DeSantis made the comments defending a Senate bill last year that allowed for an alternative pathway to teaching certification for military veterans, a measure that cleared the House and Senate unanimously.
The bill allows for a five-year waiver from traditional certification requirements for teachers with military experience.
Part of the need for such a bill, the Governor said, was a demand for more “talent” in schools.
“Another thing we did is we said, ‘OK, how can we get more talent into our school system?’ So we did a bill this past year that said if you have completed four years of active duty military and you have, I think, 60 hours of college coursework, you’re eligible. If you had a 2.5 GPA and passed whatever the tests are to pass, you get temporary certification.”

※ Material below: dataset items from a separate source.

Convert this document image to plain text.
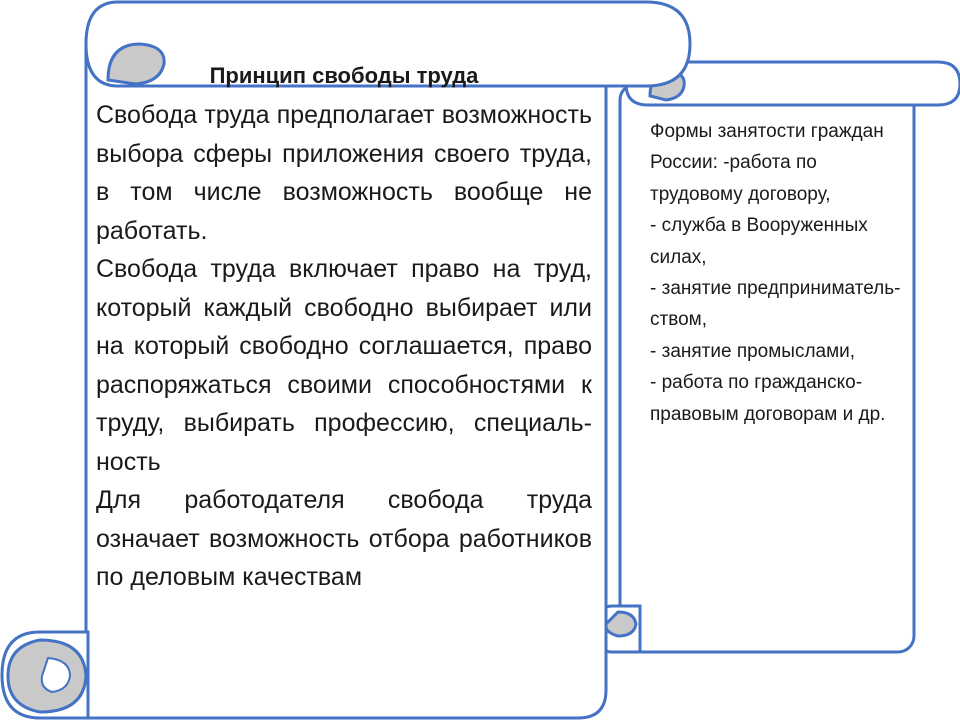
Принцип свободы труда

Свобода труда предполагает возможность выбора сферы приложения своего труда, в том числе возможность вообще не работать.

Свобода труда включает право на труд, который каждый свободно выбирает или на который свободно соглашается, право распоряжаться своими способностями к труду, выбирать профессию, специаль-ность

Для работодателя свобода труда означает возможность отбора работников по деловым качествам

Формы занятости граждан России: -работа по трудовому договору,

- служба в Вооруженных силах,

- занятие предприниматель-ством,

- занятие промыслами,

- работа по гражданско-правовым договорам и др.
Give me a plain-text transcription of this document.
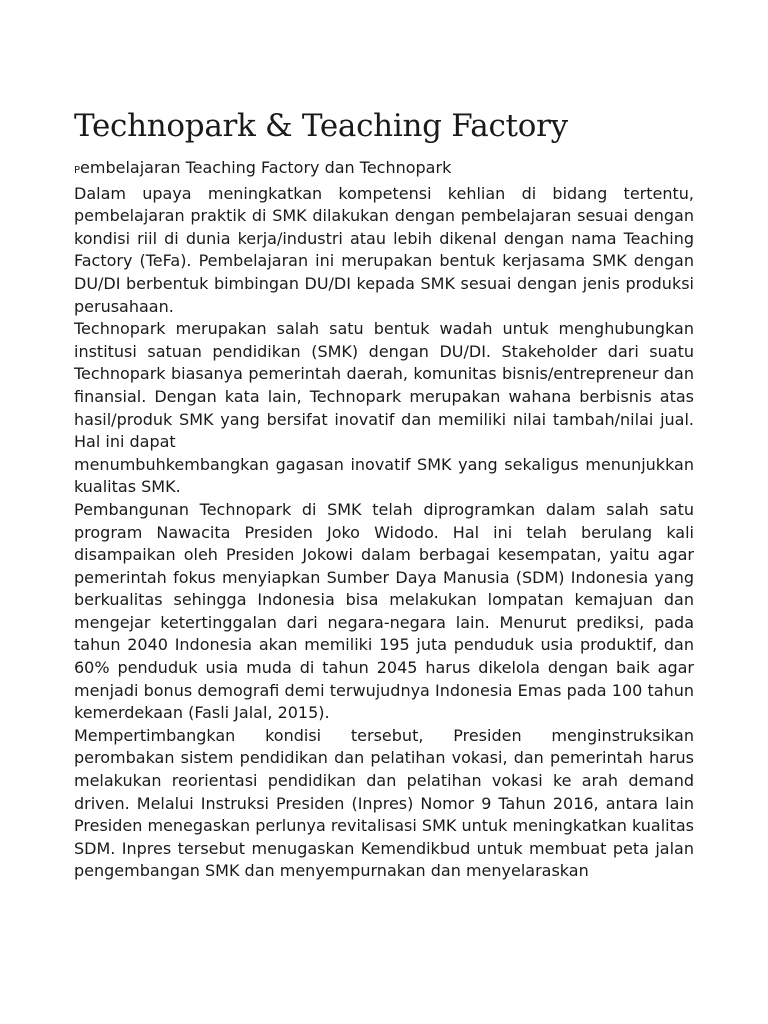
Technopark & Teaching Factory

Pembelajaran Teaching Factory dan Technopark

Dalam upaya meningkatkan kompetensi kehlian di bidang tertentu, pembelajaran praktik di SMK dilakukan dengan pembelajaran sesuai dengan kondisi riil di dunia kerja/industri atau lebih dikenal dengan nama Teaching Factory (TeFa). Pembelajaran ini merupakan bentuk kerjasama SMK dengan DU/DI berbentuk bimbingan DU/DI kepada SMK sesuai dengan jenis produksi perusahaan.

Technopark merupakan salah satu bentuk wadah untuk menghubungkan institusi satuan pendidikan (SMK) dengan DU/DI. Stakeholder dari suatu Technopark biasanya pemerintah daerah, komunitas bisnis/entrepreneur dan finansial. Dengan kata lain, Technopark merupakan wahana berbisnis atas hasil/produk SMK yang bersifat inovatif dan memiliki nilai tambah/nilai jual. Hal ini dapat

menumbuhkembangkan gagasan inovatif SMK yang sekaligus menunjukkan kualitas SMK.

Pembangunan Technopark di SMK telah diprogramkan dalam salah satu program Nawacita Presiden Joko Widodo. Hal ini telah berulang kali disampaikan oleh Presiden Jokowi dalam berbagai kesempatan, yaitu agar pemerintah fokus menyiapkan Sumber Daya Manusia (SDM) Indonesia yang berkualitas sehingga Indonesia bisa melakukan lompatan kemajuan dan mengejar ketertinggalan dari negara-negara lain. Menurut prediksi, pada tahun 2040 Indonesia akan memiliki 195 juta penduduk usia produktif, dan 60% penduduk usia muda di tahun 2045 harus dikelola dengan baik agar menjadi bonus demografi demi terwujudnya Indonesia Emas pada 100 tahun kemerdekaan (Fasli Jalal, 2015).

Mempertimbangkan kondisi tersebut, Presiden menginstruksikan perombakan sistem pendidikan dan pelatihan vokasi, dan pemerintah harus melakukan reorientasi pendidikan dan pelatihan vokasi ke arah demand driven. Melalui Instruksi Presiden (Inpres) Nomor 9 Tahun 2016, antara lain Presiden menegaskan perlunya revitalisasi SMK untuk meningkatkan kualitas SDM. Inpres tersebut menugaskan Kemendikbud untuk membuat peta jalan pengembangan SMK dan menyempurnakan dan menyelaraskan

“You can work toward your degree,” DeSantis added. “But you can go in and contribute.”
The Governor then turned his fire on critics of the new law.
“You’ve got some people in the media or whatever who are criticizing this. You had the head of the teachers’ union in Sarasota criticize it, saying, ‘You can’t just throw any warm body into the classroom,” DeSantis said.
“Well, I’ll tell you something: people who have served our country are not just some ‘warm body.’ They have a lot to offer our communities.”
The bill analysis suggested the pathway to certification could fill the persistent need for more teachers in Florida classrooms.
“The potential availability of additional educators, especially as Florida faces a teacher shortage in certain regions and in specific instructional subject matters could provide district school board(s) with enhanced options and expanded personnel choices.”
“Experienced military leaders who have mentored and educated military service members for years may have skills and experiences that can translate easily to the classroom and would be a ready-made workforce for Florida’s public and charter schools and could address short and long-term workforce needs,” asserted the post-meeting analysis from the final Senate committee of reference for the bill.